La séquence d'ouverture de claquement de doigts reste l'une des plus marquantes du cinéma

Bien que "West Side Story" ait été nommé meilleur film de 1961 et ait remporté 10 Oscars, il n'est pas beaucoup mentionné par les cinéphiles ces jours-ci, et le vieux cheval de bataille " Singin' in the Rain " est probablement plus vu et certainement mieux aimé.

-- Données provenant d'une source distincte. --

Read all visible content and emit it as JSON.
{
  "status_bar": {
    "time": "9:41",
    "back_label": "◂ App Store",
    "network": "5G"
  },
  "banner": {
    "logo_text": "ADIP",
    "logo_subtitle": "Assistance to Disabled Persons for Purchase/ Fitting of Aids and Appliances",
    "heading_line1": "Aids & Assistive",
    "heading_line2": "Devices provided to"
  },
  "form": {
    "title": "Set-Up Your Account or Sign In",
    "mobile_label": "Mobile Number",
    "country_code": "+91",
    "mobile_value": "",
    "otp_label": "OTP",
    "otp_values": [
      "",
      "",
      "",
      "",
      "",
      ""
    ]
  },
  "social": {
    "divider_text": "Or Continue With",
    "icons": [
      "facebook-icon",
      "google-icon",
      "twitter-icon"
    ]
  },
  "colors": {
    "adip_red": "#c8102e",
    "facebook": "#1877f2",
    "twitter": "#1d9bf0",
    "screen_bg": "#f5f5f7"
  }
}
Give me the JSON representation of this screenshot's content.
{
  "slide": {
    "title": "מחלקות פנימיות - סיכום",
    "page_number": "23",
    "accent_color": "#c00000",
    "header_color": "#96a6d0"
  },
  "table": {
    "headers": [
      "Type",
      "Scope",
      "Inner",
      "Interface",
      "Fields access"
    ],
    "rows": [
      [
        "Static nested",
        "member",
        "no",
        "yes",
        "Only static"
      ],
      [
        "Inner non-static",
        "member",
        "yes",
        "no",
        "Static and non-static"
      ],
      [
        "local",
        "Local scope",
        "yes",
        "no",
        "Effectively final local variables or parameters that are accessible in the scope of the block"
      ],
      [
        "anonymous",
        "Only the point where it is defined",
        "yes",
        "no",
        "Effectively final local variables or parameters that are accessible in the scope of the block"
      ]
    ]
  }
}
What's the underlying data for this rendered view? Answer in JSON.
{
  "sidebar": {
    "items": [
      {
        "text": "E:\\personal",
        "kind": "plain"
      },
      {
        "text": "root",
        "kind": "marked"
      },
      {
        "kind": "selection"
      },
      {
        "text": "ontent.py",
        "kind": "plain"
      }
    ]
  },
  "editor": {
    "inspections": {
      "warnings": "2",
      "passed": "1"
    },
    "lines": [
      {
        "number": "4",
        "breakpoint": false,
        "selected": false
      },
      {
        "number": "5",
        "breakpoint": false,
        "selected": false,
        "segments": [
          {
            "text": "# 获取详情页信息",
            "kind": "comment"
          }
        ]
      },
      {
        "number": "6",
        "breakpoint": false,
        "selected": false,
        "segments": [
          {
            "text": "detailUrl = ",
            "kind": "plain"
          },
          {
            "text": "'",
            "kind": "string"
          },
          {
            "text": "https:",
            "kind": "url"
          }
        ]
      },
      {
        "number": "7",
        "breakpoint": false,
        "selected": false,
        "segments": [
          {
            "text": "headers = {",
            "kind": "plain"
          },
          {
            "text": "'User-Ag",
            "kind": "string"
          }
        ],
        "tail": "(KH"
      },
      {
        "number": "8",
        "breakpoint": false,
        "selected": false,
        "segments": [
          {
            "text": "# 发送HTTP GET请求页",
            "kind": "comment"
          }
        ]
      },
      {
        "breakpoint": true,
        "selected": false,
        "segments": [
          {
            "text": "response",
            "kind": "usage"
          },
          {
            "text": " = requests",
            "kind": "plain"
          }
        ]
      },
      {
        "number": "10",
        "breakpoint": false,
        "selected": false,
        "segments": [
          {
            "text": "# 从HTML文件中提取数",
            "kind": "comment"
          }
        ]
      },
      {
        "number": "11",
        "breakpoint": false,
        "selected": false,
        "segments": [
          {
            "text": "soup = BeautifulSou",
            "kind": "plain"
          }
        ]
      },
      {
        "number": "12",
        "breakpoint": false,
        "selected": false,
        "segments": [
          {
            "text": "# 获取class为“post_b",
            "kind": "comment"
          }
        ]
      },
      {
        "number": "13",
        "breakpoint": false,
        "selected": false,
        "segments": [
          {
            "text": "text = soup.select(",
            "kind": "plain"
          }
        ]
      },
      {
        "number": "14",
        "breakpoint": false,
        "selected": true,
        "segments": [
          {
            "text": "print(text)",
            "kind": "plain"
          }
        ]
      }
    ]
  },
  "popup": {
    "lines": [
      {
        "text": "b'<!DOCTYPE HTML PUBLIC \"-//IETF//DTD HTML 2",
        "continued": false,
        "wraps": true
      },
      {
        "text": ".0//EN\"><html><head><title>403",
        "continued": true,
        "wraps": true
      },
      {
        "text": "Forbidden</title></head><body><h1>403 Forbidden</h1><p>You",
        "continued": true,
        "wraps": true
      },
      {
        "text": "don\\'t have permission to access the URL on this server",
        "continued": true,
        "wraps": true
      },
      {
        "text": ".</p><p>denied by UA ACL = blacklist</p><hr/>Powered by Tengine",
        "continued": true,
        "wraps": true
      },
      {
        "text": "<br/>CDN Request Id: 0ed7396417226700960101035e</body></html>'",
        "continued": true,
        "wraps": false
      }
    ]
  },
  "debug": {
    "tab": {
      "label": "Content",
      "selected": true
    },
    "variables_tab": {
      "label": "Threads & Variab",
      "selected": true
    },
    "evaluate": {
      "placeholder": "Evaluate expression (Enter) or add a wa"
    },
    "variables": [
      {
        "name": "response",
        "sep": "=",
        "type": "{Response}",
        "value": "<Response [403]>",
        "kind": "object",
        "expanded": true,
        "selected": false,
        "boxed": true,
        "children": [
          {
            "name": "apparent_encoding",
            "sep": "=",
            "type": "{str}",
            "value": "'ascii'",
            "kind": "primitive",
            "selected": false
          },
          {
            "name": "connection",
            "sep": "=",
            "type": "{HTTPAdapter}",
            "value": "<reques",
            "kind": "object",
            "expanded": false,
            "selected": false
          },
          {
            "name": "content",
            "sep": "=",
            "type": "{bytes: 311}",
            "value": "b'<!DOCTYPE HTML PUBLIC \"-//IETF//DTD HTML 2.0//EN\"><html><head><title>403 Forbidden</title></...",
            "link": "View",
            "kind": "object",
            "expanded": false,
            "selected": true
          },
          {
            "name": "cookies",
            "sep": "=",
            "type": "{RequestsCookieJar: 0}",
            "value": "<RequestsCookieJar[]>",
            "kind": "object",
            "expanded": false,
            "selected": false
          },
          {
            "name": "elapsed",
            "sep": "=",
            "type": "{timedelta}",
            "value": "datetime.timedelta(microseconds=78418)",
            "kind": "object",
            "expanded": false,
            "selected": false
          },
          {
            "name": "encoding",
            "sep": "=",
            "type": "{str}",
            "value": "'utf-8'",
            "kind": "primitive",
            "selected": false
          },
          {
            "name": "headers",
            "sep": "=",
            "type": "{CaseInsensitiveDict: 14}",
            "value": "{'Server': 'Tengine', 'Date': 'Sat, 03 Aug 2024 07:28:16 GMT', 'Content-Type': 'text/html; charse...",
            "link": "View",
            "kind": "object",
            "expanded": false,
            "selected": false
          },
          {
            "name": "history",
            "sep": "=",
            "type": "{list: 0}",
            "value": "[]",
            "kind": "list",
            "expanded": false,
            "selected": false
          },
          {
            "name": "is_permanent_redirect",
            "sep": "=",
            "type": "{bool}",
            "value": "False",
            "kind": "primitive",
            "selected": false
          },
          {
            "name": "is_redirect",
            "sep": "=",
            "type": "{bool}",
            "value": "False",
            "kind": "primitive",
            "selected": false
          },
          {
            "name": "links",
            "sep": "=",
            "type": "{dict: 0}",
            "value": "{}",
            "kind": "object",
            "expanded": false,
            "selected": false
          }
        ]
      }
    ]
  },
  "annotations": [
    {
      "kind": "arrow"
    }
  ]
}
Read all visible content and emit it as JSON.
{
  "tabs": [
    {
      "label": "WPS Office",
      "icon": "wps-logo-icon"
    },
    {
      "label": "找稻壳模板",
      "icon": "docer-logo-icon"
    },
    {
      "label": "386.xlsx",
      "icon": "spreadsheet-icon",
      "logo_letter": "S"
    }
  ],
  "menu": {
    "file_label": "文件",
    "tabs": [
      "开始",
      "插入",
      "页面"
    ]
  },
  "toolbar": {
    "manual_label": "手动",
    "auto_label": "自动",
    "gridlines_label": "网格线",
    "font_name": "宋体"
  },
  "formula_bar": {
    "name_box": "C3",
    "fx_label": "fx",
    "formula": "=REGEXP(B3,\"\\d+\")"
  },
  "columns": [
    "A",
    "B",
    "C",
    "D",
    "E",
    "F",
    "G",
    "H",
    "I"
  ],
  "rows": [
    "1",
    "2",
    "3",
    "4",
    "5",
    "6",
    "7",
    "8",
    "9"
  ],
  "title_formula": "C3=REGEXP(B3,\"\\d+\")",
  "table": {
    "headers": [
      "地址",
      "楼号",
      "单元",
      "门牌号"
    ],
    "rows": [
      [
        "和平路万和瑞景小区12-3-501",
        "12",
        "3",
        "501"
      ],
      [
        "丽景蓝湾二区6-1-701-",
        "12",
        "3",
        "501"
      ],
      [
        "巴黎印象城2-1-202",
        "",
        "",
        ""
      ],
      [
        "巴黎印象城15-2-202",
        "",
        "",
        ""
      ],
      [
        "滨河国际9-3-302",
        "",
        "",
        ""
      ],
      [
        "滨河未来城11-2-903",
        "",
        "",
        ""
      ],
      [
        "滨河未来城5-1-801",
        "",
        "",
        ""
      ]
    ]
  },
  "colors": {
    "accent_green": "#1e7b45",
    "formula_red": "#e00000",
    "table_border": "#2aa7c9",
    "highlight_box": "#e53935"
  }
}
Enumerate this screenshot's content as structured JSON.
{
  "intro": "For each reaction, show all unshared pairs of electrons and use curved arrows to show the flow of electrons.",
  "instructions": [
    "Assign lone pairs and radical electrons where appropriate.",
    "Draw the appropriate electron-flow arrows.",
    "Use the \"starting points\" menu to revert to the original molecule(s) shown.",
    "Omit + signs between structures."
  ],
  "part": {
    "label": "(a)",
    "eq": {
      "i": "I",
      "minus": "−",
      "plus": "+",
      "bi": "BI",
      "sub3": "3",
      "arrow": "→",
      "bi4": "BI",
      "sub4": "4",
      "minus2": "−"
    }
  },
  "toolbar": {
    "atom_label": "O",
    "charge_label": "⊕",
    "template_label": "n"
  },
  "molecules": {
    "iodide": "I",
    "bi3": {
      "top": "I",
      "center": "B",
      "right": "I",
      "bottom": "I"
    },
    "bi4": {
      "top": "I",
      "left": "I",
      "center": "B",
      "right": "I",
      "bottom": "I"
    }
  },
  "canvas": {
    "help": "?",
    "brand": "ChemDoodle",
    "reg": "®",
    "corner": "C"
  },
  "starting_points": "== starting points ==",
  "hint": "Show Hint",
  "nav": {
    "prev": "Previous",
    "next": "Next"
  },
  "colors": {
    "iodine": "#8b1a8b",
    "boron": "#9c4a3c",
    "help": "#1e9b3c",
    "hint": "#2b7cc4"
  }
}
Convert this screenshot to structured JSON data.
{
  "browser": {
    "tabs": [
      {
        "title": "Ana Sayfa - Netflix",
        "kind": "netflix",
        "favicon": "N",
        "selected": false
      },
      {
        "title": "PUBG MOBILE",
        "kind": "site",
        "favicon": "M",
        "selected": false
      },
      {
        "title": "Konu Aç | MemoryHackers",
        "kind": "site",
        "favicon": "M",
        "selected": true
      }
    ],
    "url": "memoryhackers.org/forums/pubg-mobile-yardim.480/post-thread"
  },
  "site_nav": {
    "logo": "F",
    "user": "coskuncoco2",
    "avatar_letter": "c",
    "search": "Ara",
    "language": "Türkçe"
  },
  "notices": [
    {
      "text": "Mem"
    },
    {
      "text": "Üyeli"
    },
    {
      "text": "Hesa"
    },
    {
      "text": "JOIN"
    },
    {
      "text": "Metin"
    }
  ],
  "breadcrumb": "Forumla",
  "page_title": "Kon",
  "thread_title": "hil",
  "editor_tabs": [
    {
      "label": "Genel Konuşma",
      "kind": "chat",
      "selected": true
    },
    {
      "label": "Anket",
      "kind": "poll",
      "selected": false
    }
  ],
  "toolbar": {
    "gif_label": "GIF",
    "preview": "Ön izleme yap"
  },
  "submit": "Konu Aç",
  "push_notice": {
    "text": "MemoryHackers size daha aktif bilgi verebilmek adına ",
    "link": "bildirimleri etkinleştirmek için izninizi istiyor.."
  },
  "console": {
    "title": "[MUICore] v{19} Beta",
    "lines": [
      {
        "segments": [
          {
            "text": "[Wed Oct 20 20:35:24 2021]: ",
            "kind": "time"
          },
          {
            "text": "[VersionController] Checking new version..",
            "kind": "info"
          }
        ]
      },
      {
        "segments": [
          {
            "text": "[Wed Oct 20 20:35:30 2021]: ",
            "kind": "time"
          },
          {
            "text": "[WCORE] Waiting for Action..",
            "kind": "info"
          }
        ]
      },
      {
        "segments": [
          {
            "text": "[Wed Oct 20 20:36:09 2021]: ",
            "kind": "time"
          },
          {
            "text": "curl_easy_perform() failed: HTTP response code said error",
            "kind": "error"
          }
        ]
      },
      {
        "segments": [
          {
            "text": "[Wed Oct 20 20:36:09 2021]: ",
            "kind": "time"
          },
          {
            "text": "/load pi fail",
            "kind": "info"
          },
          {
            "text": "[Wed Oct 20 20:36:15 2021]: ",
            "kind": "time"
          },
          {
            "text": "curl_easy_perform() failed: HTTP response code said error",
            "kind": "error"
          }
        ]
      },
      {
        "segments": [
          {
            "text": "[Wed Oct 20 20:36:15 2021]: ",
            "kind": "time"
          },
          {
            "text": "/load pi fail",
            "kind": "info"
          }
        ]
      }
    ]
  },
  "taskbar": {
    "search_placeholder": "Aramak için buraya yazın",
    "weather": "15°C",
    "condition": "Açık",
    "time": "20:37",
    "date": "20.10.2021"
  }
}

"West Side Story" était le genre de musique que les gens pensaient être bonne pour eux, une expression pieuse de sentiments libéraux admirables mais irréalistes, et certainement ses gangs de rue en guerre - un Portoricain, un descendant d'immigrants européens - semblent touchants innocent par rapport à la réalité contemporaine.


Je ne l'avais pas vu depuis 1988, et je n'en avais pas vraiment envie, bien que j'aie vu " Singin' in the Rain ", " Swing Time ", " Top Hat ", " My Fair Lady " et " Un Américain à Paris " d'innombrables fois au cours de ces années. Mon enthousiasme sourd est partagé.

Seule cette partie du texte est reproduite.